Czego on do cholery ode mnie chce? Czy on nie potrafi zrozumieć? Nie chcę go w swoim życiu, a on uparcie do niego wraca. Przez lata miał mnie w dupie, a teraz znowu się wtrąca. Czemu wciąż musi mi to robić? Za jakie grzechy? Czym sobie zasłużyłam na takiego ojca?

Telefon znowu rozbrzmiał. Dłoń zaczęła mi się trząść, gdy przeciągnęłam palcem po ekranie. Przyłożyłam komórkę do ucha, biorąc głęboki oddech.

- Tak? - Zebrałam w sobie siłę, aby odebrać. Starałam się, abym miała spokojny głos. Zacisnęłam dłoń na udzie.

- Przemyślałaś moją propozycję? - Spytał, nie owijając w bawełnę. Wezbrała we mnie złość. Jedno głupie pytanie, a potrafiło wyprowadzić mnie z równowagi. Wypuściłam powietrze z ust, aby się uspokoić. Nie mogłam pozwolić mu, aby przejął nade mną kontrolę. To daje mu satysfakcję, na której nie chciałam mu ofiarować.

- Nie i nigdy więcej nie próbuj wtrącać się do mojego życia. Potrafię sama za siebie decydować, tato. - Podkreśliłam ostatnie słowo z pogardą. Mężczyzna ciężko westchnął.

- Zniszczysz sobie życie dziecko. - Odparł z irytacją i słyszałam w słuchawce jego kroki. - Mogłabyś osiągnąć tak wiele, a za każdym razem jak natrafia się okazja, ty ją odrzucasz. - Jęknął niezadowolony, po czym doszedł do mnie dźwięk przesuwanego szkła po stole. - Dlaczego?

- Z tego samego powodu co ty.
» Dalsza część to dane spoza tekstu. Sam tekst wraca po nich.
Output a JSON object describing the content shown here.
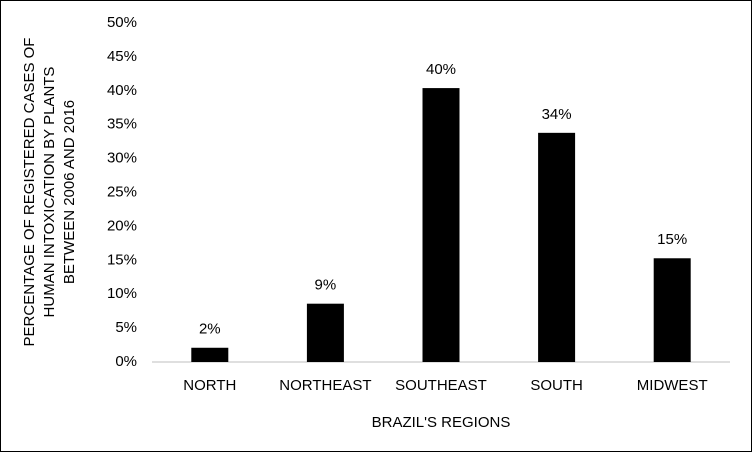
{
  "chart_data": {
    "type": "bar",
    "ylabel": [
      "PERCENTAGE OF REGISTERED CASES OF",
      "HUMAN INTOXICATION BY PLANTS",
      "BETWEEN 2006 AND 2016"
    ],
    "xlabel": "BRAZIL'S REGIONS",
    "categories": [
      "NORTH",
      "NORTHEAST",
      "SOUTHEAST",
      "SOUTH",
      "MIDWEST"
    ],
    "values": [
      2.1,
      8.6,
      40.4,
      33.8,
      15.3
    ],
    "value_labels": [
      "2%",
      "9%",
      "40%",
      "34%",
      "15%"
    ],
    "color": "#000000",
    "ylim": [
      0,
      50
    ],
    "yticks": [
      {
        "value": 0,
        "label": "0%"
      },
      {
        "value": 5,
        "label": "5%"
      },
      {
        "value": 10,
        "label": "10%"
      },
      {
        "value": 15,
        "label": "15%"
      },
      {
        "value": 20,
        "label": "20%"
      },
      {
        "value": 25,
        "label": "25%"
      },
      {
        "value": 30,
        "label": "30%"
      },
      {
        "value": 35,
        "label": "35%"
      },
      {
        "value": 40,
        "label": "40%"
      },
      {
        "value": 45,
        "label": "45%"
      },
      {
        "value": 50,
        "label": "50%"
      }
    ],
    "grid": false
  }
}
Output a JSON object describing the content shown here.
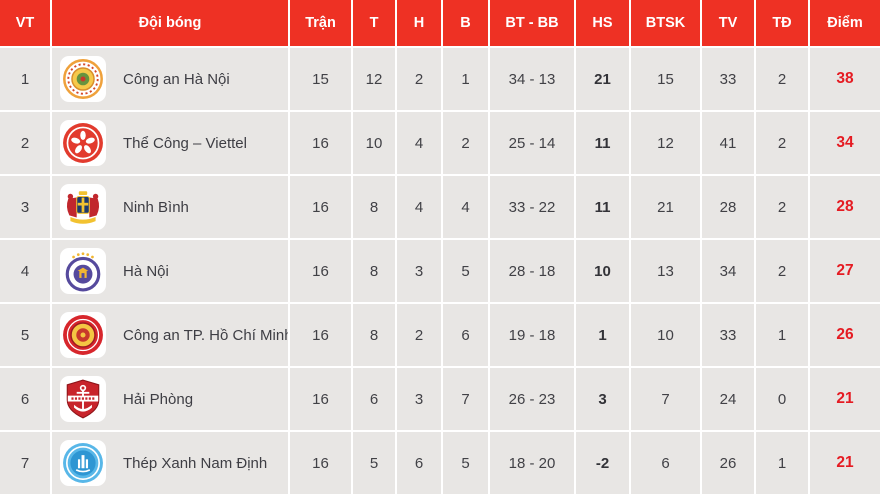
{
  "colors": {
    "header_bg": "#EE3124",
    "row_bg": "#E8E6E4",
    "points_red": "#E51B22",
    "body_text": "#3E3E44"
  },
  "table": {
    "columns": [
      {
        "key": "pos",
        "label": "VT"
      },
      {
        "key": "team",
        "label": "Đội bóng"
      },
      {
        "key": "played",
        "label": "Trận"
      },
      {
        "key": "won",
        "label": "T"
      },
      {
        "key": "drawn",
        "label": "H"
      },
      {
        "key": "lost",
        "label": "B"
      },
      {
        "key": "goals",
        "label": "BT - BB"
      },
      {
        "key": "gd",
        "label": "HS"
      },
      {
        "key": "btsk",
        "label": "BTSK"
      },
      {
        "key": "tv",
        "label": "TV"
      },
      {
        "key": "td",
        "label": "TĐ"
      },
      {
        "key": "points",
        "label": "Điểm"
      }
    ],
    "rows": [
      {
        "pos": "1",
        "team": "Công an Hà Nội",
        "logo": "cong-an-ha-noi-crest-icon",
        "played": "15",
        "won": "12",
        "drawn": "2",
        "lost": "1",
        "goals": "34 - 13",
        "gd": "21",
        "btsk": "15",
        "tv": "33",
        "td": "2",
        "points": "38"
      },
      {
        "pos": "2",
        "team": "Thể Công – Viettel",
        "logo": "the-cong-viettel-crest-icon",
        "played": "16",
        "won": "10",
        "drawn": "4",
        "lost": "2",
        "goals": "25 - 14",
        "gd": "11",
        "btsk": "12",
        "tv": "41",
        "td": "2",
        "points": "34"
      },
      {
        "pos": "3",
        "team": "Ninh Bình",
        "logo": "ninh-binh-crest-icon",
        "played": "16",
        "won": "8",
        "drawn": "4",
        "lost": "4",
        "goals": "33 - 22",
        "gd": "11",
        "btsk": "21",
        "tv": "28",
        "td": "2",
        "points": "28"
      },
      {
        "pos": "4",
        "team": "Hà Nội",
        "logo": "ha-noi-crest-icon",
        "played": "16",
        "won": "8",
        "drawn": "3",
        "lost": "5",
        "goals": "28 - 18",
        "gd": "10",
        "btsk": "13",
        "tv": "34",
        "td": "2",
        "points": "27"
      },
      {
        "pos": "5",
        "team": "Công an TP. Hồ Chí Minh",
        "logo": "cong-an-tphcm-crest-icon",
        "played": "16",
        "won": "8",
        "drawn": "2",
        "lost": "6",
        "goals": "19 - 18",
        "gd": "1",
        "btsk": "10",
        "tv": "33",
        "td": "1",
        "points": "26"
      },
      {
        "pos": "6",
        "team": "Hải Phòng",
        "logo": "hai-phong-crest-icon",
        "played": "16",
        "won": "6",
        "drawn": "3",
        "lost": "7",
        "goals": "26 - 23",
        "gd": "3",
        "btsk": "7",
        "tv": "24",
        "td": "0",
        "points": "21"
      },
      {
        "pos": "7",
        "team": "Thép Xanh Nam Định",
        "logo": "thep-xanh-nam-dinh-crest-icon",
        "played": "16",
        "won": "5",
        "drawn": "6",
        "lost": "5",
        "goals": "18 - 20",
        "gd": "-2",
        "btsk": "6",
        "tv": "26",
        "td": "1",
        "points": "21"
      }
    ]
  }
}
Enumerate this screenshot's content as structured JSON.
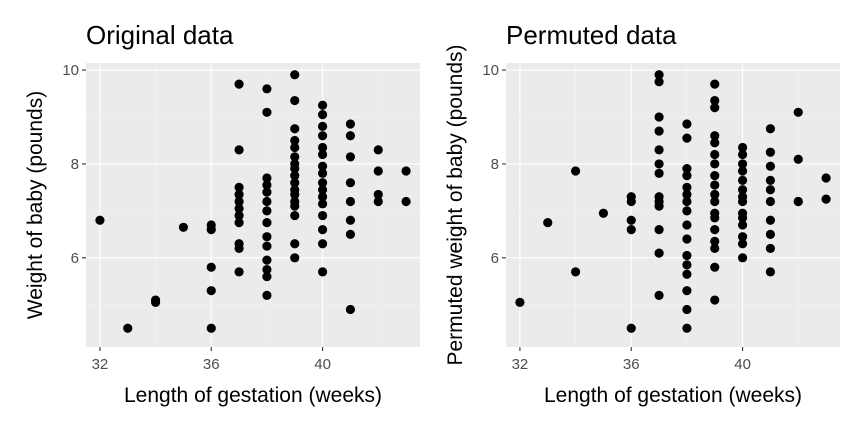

Wybrałeś pracę ponad rodzinę i miłość, bo tego pragnąłeś. Rozumiem, ale ja wybrałam siebie. Po tylu latach chcę patrzeć tylko na siebie. - Wyjaśniłam, ton głosu miałam wyprany z jakichkolwiek emocji. Spokój z mojej strony zawsze wyprowadzał go z równowagi.

- Nie bądź egoistką... - Warknął, na co cała się spięłam, zaciskając zęby.

- Jak śmiesz nazywać mnie egoistką?! - Uniosłam się, wstając z łóżka. - Całe pieprzone życie dbałam o wszystkich dookoła. Gdzie byłeś, gdy mama zachorowała? Ja przy niej była! Poświęciłam przyjaciół, wolny czas, hobby, swoje życie, aby ją wspierać i jej pomagać! Poświeciłam swoje życie, aby cię zadowolić, bo nigdy nie byłam córką, jaką chciałeś, abym była. Zawsze niedoskonała, niewystarczająca, niepiękna, niesilna. - Głos mi się załamał, a łza spłynęła po policzku, aż dotarła do warg i poczułam jej słony smak. - Przez lata płakałam, katowałam się za to, że nie byłam kimś, kim według ciebie powinnam być. Przykro mi, że nigdy nie dałam ci wystarczającego powodu, abyś mnie kochał. - Załkałam, a nogi się pode mną ugięły. - Porzuciłeś mnie, bo byłam dla ciebie nikim, ale czemu to samo zrobiłeś kobiecie, którą kochałeś i poślubiłeś? - Spytałam szeptem, próbując się pozbierać.

- Nie musisz mi wierzyć, ale od kiedy twoja mama zaszła w ciąże, pokochałem cię całym sercem. Możesz uważać mnie za okropnego ojca, ale wszystko, co robiłem, zrobiłem dla twojego dobra. - Wyznał przyciszonym głosem. Zacisnęłam wargi w cienką kreskę.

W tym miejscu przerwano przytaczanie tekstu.